Acular, an ophthalmic formulation (eye-drop), was developed by the Syntex company, of Palo Alto, California around 2006, which is currently licensed by Allergan. The formulation was approved by the FDA in 1992.

Sprix, an intranasal formulation, was approved by the FDA in 2010 for short-term management of moderate to moderately severe pain requiring analgesia at the opioid level.

In 2007, concerns about the high incidence of reported side effects were reported. This led to restrictions on its dosage and maximum duration of use. In the UK, treatment was initiated only in a hospital, although this was not designed to exclude its use in prehospital care and mountain rescue settings. Dosing guidelines were published at that time. Concerns over the high incidence of reported side effects with ketorolac led to its withdrawal (apart from the ophthalmic formulation) in several countries, while in others its permitted dosage and maximum duration of treatment have been reduced.
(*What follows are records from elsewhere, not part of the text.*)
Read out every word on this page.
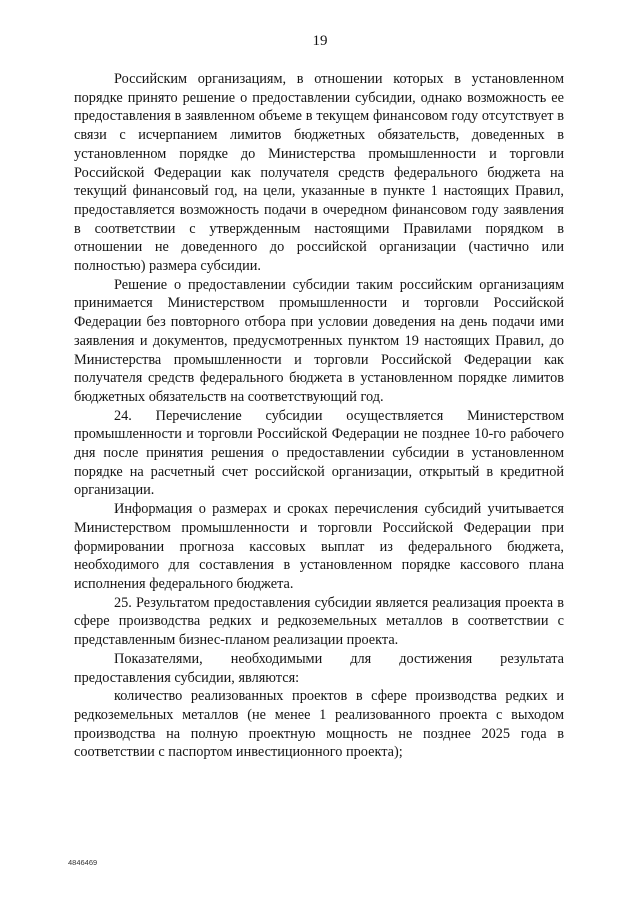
19

Российским организациям, в отношении которых в установленном порядке принято решение о предоставлении субсидии, однако возможность ее предоставления в заявленном объеме в текущем финансовом году отсутствует в связи с исчерпанием лимитов бюджетных обязательств, доведенных в установленном порядке до Министерства промышленности и торговли Российской Федерации как получателя средств федерального бюджета на текущий финансовый год, на цели, указанные в пункте 1 настоящих Правил, предоставляется возможность подачи в очередном финансовом году заявления в соответствии с утвержденным настоящими Правилами порядком в отношении не доведенного до российской организации (частично или полностью) размера субсидии.

Решение о предоставлении субсидии таким российским организациям принимается Министерством промышленности и торговли Российской Федерации без повторного отбора при условии доведения на день подачи ими заявления и документов, предусмотренных пунктом 19 настоящих Правил, до Министерства промышленности и торговли Российской Федерации как получателя средств федерального бюджета в установленном порядке лимитов бюджетных обязательств на соответствующий год.

24. Перечисление субсидии осуществляется Министерством промышленности и торговли Российской Федерации не позднее 10-го рабочего дня после принятия решения о предоставлении субсидии в установленном порядке на расчетный счет российской организации, открытый в кредитной организации.

Информация о размерах и сроках перечисления субсидий учитывается Министерством промышленности и торговли Российской Федерации при формировании прогноза кассовых выплат из федерального бюджета, необходимого для составления в установленном порядке кассового плана исполнения федерального бюджета.

25. Результатом предоставления субсидии является реализация проекта в сфере производства редких и редкоземельных металлов в соответствии с представленным бизнес-планом реализации проекта.

Показателями, необходимыми для достижения результата предоставления субсидии, являются:

количество реализованных проектов в сфере производства редких и редкоземельных металлов (не менее 1 реализованного проекта с выходом производства на полную проектную мощность не позднее 2025 года в соответствии с паспортом инвестиционного проекта);

4846469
From 1990 to 1993, 97 reactions with fatal outcomes were reported worldwide.

Ketorolac has also been used in collegiate and professional sports and is reported to be routinely used in the National Football League and National Hockey League. Competitive athletes, particularly in contact sports, are often expected by their coaches and teammates to play through injuries, generally with the help of painkillers. However, more recent research has indicated that encouraging players to play while injured tends to result in more severe injuries. A lawsuit alleging widespread league-sanctioned abuse of painkillers was filed by former players against the National Football League in 2017.